The travel bug followed her into retirement, with annual Christmas letters describing her trips. She also worked occasionally as a freelance writer and was actively involved at Pilgrim Place, a Southern California retirement community for those who worked for religious and charitable organizations, where she had resided since 1994.

The Rev.

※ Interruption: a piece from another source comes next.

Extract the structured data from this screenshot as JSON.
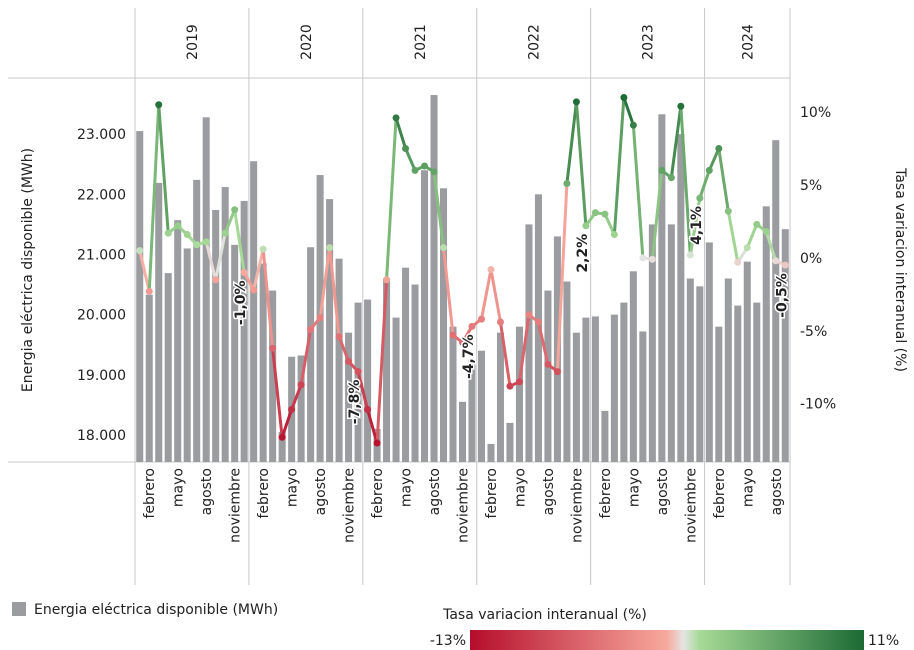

Barbara Troxell, a friend and fellow resident there, said Smith helped inspire the community on environmental issues, served as editor of the monthly newsletter and organized the booths for an annual festival until her health began to decline about a year and a half ago.

Smith is survived by one brother, William Smith, four nieces and a nephew. A memorial service is planned Jan. 23 at Pilgrim Place.

*Bloom is a United Methodist News Service news writer based in New York.